I agree that a proof would be helpful, but probably not as impactful as one might hope. A proof of impossibility would have to rely on certain assumptions, like “superintelligence” or whatever, that could also be doubted or called sci-fi.
No actually, assuming the machinery has a hard substrate and is self-maintaining is enough.
Now that you mention it, it does seem a bit odd that there hasn’t even been one rigorous, logically correct, and fully elaborated (i.e. all axioms enumerated) paper on this topic.
Or even a long post, there’s always something stopping it short of the ideal. Some logic error, some glossed over assumption, etc...
There’s a few papers on AI risks, I think they were pretty solid? But the problem is that however one does it, it remains in the realm of conceptual, qualitative discussion if we can’t first agree on formal definitions of AGI or alignment that someone can then Do Math on.
Yes, that’s part of what I meant by enumerating all axioms. Papers just assume every potential reader understands the same definition for ‘AGI’, ‘AI’, etc...
When clearly that is not the case. Since there isn’t an agreed on formal definition in the first place, that seems like the problem to tackle before anything downstream.
Well, that’s mainly a problem with not even having a clear definition of intelligence as a whole. We might have better luck with more focused definitions like a “recursive agent” (by which I mean, an agent whose world model is general enough to include itself).
Like dr_s stated, I’m contending that proof would be qualitatively different from “very hard” and powerful ammunition for advocating a pause...

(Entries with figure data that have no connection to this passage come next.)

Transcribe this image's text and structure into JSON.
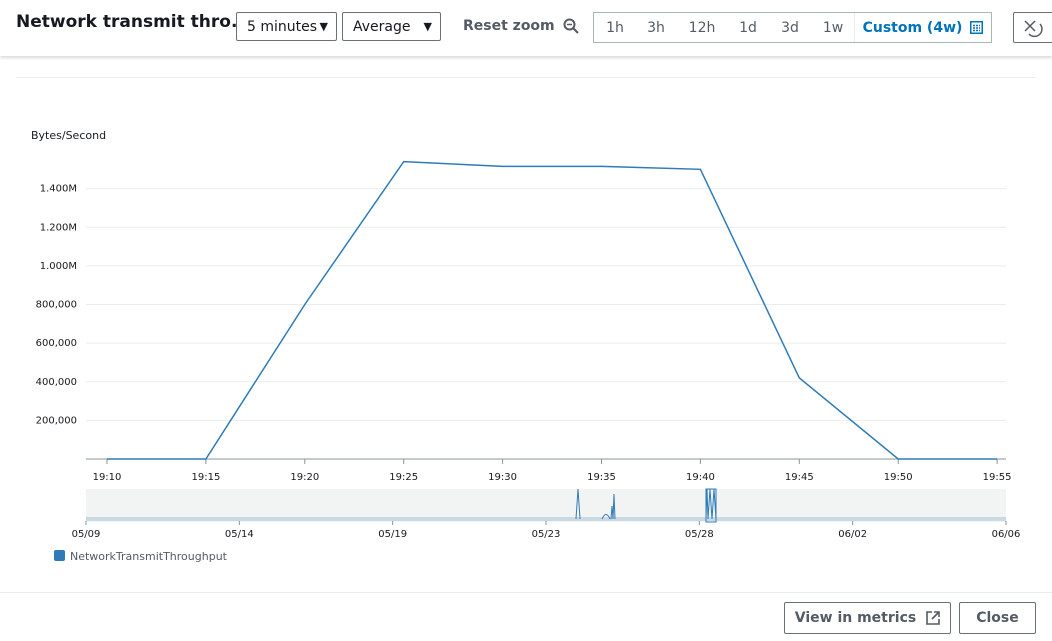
{
  "header": {
    "title": "Network transmit thro...",
    "period": "5 minutes",
    "statistic": "Average",
    "reset_zoom": "Reset zoom",
    "ranges": [
      "1h",
      "3h",
      "12h",
      "1d",
      "3d",
      "1w",
      "Custom (4w)"
    ]
  },
  "chart_data": {
    "type": "line",
    "ylabel": "Bytes/Second",
    "x": [
      "19:10",
      "19:15",
      "19:20",
      "19:25",
      "19:30",
      "19:35",
      "19:40",
      "19:45",
      "19:50",
      "19:55"
    ],
    "series": [
      {
        "name": "NetworkTransmitThroughput",
        "color": "#2e7bb8",
        "values": [
          0,
          0,
          800000,
          1540000,
          1515000,
          1515000,
          1500000,
          420000,
          0,
          0
        ]
      }
    ],
    "ylim": [
      0,
      1600000
    ],
    "yticks": [
      {
        "value": 200000,
        "label": "200,000"
      },
      {
        "value": 400000,
        "label": "400,000"
      },
      {
        "value": 600000,
        "label": "600,000"
      },
      {
        "value": 800000,
        "label": "800,000"
      },
      {
        "value": 1000000,
        "label": "1.000M"
      },
      {
        "value": 1200000,
        "label": "1.200M"
      },
      {
        "value": 1400000,
        "label": "1.400M"
      }
    ],
    "grid": true
  },
  "navigator": {
    "xticks": [
      "05/09",
      "05/14",
      "05/19",
      "05/23",
      "05/28",
      "06/02",
      "06/06"
    ]
  },
  "footer": {
    "view": "View in metrics",
    "close": "Close"
  }
}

Senator X: “Mr. CEO, your company continues to push the envelope and yet we now have proof that neither you nor anyone else will ever be able to guarantee that humans remain in control. You talk about safety and call for regulation but we seem to now have the answer. Human control will ultimately end. I repeat my question: Are you consciously working to replace humanity? Do you have children, sir?”

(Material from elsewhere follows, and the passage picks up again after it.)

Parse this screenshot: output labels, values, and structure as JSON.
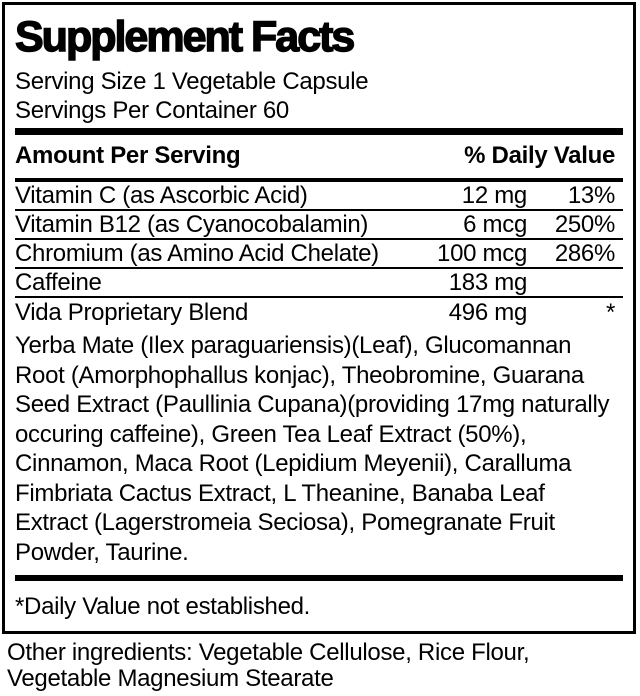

AI expert to Xi Jinping: “General Secretary, what this means is that we will not control it. It will control us. In the end, Party leadership will cede to artificial agents. They may or may not adhere to communist principals. They may or may not believe in the primacy of China. Population advantage will become nothing because artificial minds can be copied 10 billion times. Our own unification of mind, purpose, and action will pale in comparison. Our chief advantages of unity and population will no longer exist.”

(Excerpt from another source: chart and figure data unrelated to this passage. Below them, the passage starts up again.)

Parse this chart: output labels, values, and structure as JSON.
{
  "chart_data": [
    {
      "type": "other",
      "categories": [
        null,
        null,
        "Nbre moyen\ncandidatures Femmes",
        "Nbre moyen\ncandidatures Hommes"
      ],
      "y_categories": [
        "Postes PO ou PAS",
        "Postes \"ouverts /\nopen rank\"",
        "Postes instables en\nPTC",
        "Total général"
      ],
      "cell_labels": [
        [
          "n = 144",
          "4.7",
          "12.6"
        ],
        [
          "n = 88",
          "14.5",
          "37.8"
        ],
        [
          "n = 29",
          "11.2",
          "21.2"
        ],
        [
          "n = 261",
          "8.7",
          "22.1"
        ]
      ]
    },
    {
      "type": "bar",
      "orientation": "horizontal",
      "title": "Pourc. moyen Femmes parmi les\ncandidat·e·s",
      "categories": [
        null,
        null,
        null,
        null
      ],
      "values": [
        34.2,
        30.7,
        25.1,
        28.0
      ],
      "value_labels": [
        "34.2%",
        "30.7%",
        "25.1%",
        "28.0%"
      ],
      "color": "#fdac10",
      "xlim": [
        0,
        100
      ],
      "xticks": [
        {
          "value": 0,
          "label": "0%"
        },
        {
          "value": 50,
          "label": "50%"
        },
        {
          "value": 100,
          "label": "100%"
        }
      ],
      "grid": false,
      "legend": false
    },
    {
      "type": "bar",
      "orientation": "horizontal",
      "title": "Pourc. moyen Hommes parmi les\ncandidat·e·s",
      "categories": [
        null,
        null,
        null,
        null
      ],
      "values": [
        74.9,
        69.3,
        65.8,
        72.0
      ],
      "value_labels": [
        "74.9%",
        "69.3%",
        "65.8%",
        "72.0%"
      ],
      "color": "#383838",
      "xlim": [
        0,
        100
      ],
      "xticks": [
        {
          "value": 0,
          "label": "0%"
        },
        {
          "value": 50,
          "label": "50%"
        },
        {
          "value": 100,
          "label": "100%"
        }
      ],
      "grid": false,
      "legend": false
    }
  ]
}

AI expert to US General: “General, think of this as building an extremely effective infantry soldier who will become CJCS then POTUS in a matter of weeks or months.”
Like I wrote in my reply to dr_s, I think a proof would be helpful, but probably not a game changer.
Mr. CEO: “Senator X, the assumptions in that proof you mention are not applicable in our case, so it is not relevant for us. Of course we make sure that assumption Y is not given when we build our AGI, and assumption Z is pure science-fiction.”
What the AI expert says to Xi Jinping and to the US general in your example doesn’t rely on an impossibility proof in my view.
Yes. Valid. How to avoid reducing to a toy problem or such narrowing assumptions (in order to achieve a proof) that allows Mr. CEO to dismiss it.
When I revise, I’m going to work backwards with CEO/Senator dialog in mind.